Какое-то время о нем не вспоминали. Вера с Иден были похожи на викторианских дам за «работой». Свободное время они проводили за столом лицом друг к другу или в креслах по обе стороны камина, шили, вязали крючком или вышивали. Вид Иден с замысловатой прической и ярким макияжем никак не соответствовал занятию девочки-паиньки, украшающей мережкой края носового платка. Но для меня все, что она делала, казалось достойным восхищения и подражания, и когда Иден нашла мне вязальный крючок и моток шерсти и поручила «делать квадратики», из которых потом сошьют одеяло, я с радостью согласилась. Вера вышивала узор для каминного экрана: дама в шляпке и кринолине, с корзинкой в руке. В тридцатые годы дамы в кринолине были очень популярным сюжетом для рукоделия, и в «Лорел Коттедж» они встречались на каждом шагу — на подушках, стеганых чехольчиках для чайника, конвертах для ночных рубашек.
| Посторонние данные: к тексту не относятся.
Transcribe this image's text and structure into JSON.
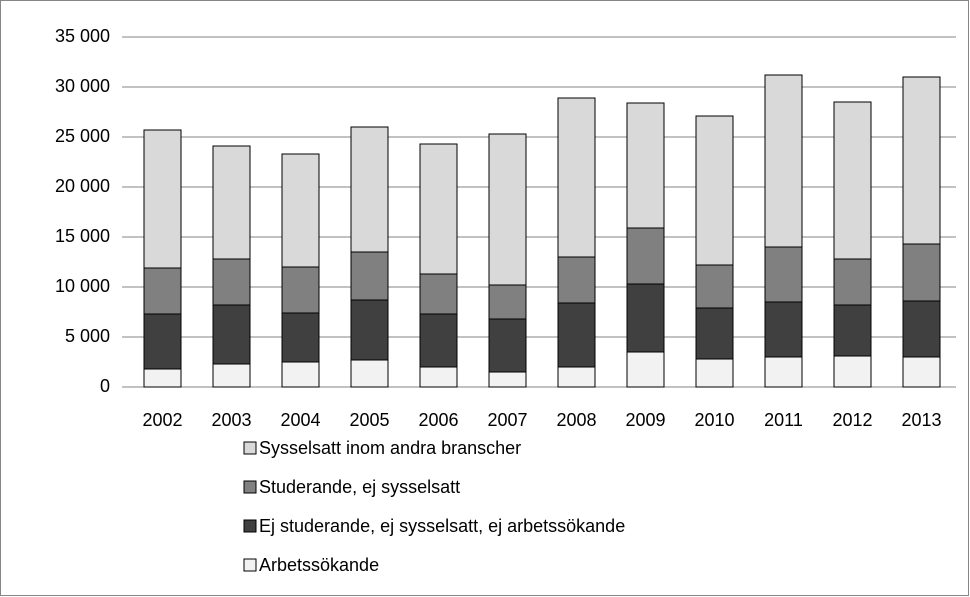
{
  "chart_data": {
    "type": "stacked_bar",
    "categories": [
      "2002",
      "2003",
      "2004",
      "2005",
      "2006",
      "2007",
      "2008",
      "2009",
      "2010",
      "2011",
      "2012",
      "2013"
    ],
    "series": [
      {
        "name": "Arbetssökande",
        "color": "#f2f2f2",
        "values": [
          1800,
          2300,
          2500,
          2700,
          2000,
          1500,
          2000,
          3500,
          2800,
          3000,
          3100,
          3000
        ]
      },
      {
        "name": "Ej studerande, ej sysselsatt, ej arbetssökande",
        "color": "#404040",
        "values": [
          5500,
          5900,
          4900,
          6000,
          5300,
          5300,
          6400,
          6800,
          5100,
          5500,
          5100,
          5600
        ]
      },
      {
        "name": "Studerande, ej sysselsatt",
        "color": "#808080",
        "values": [
          4600,
          4600,
          4600,
          4800,
          4000,
          3400,
          4600,
          5600,
          4300,
          5500,
          4600,
          5700
        ]
      },
      {
        "name": "Sysselsatt inom andra branscher",
        "color": "#d9d9d9",
        "values": [
          13800,
          11300,
          11300,
          12500,
          13000,
          15100,
          15900,
          12500,
          14900,
          17200,
          15700,
          16700
        ]
      }
    ],
    "ylim": [
      0,
      35000
    ],
    "yticks": [
      0,
      {
        "value": 5000,
        "label": "5 000"
      },
      {
        "value": 10000,
        "label": "10 000"
      },
      {
        "value": 15000,
        "label": "15 000"
      },
      {
        "value": 20000,
        "label": "20 000"
      },
      {
        "value": 25000,
        "label": "25 000"
      },
      {
        "value": 30000,
        "label": "30 000"
      },
      {
        "value": 35000,
        "label": "35 000"
      }
    ],
    "grid": true
  }
}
Я предпочла бы погулять в саду или в поле, но боялась выйти, помня о реакции Веры на исчезновение Фрэнсиса. Кроме того, мне доставляло удовольствие сидеть со взрослыми, занимаясь одним с ними делом и принимая помощь от великодушной Иден, которая направляла мои неловкие руки, следила за тем, чтобы петли ложились ровно, и наконец, когда квадрат был закончен, заметила:
— Совсем неплохо для начинающей!
Вера отложила вышивку и принялась за письмо. Взглянув на него украдкой, я увидела, что оно адресовано мужу, поскольку начиналось со слов: «Дорогой Джерри». Где находился Джеральд, Вера не знала — если не было возможности намеками, чтобы не придрался цензор, более точно указать место, Джеральд обычно сообщал, что «на территории Англии». Время приближалось к восьми, и я начала следующий квадрат, но, как выяснилось, недооценила Иден, которая услышала звон церковных колоколов за минуту до того, как стрелки на часах в гостиной показали восемь. Она воткнула иголку в платок, сложила его, бросила на ручку кресла, сверху прижала острыми ножницами, точно по центру, встала и улыбнулась мне.
— Ну, маленькая племянница, ты будешь спать в моей комнате, и я должна показать тебе, где это.
Разочарованная, я пошла за ней к двери; некоторым утешением мне служил тот факт, что мы будем делить одну спальню. Однако Вера вдруг вскочила и бросилась наверх. Я слышала, как она перебегает из комнаты в комнату, хлопая дверьми. Иден замешкалась. Она не смотрела на меня. Затем открыла дверь, и мы вышли, остановившись у подножья лестницы. Вера сбежала по ступенькам; лицо ее было красным, глаза и рот выдавали едва сдерживаемый гнев.
— Его нет в доме! Я говорила тебе, он опять за свое.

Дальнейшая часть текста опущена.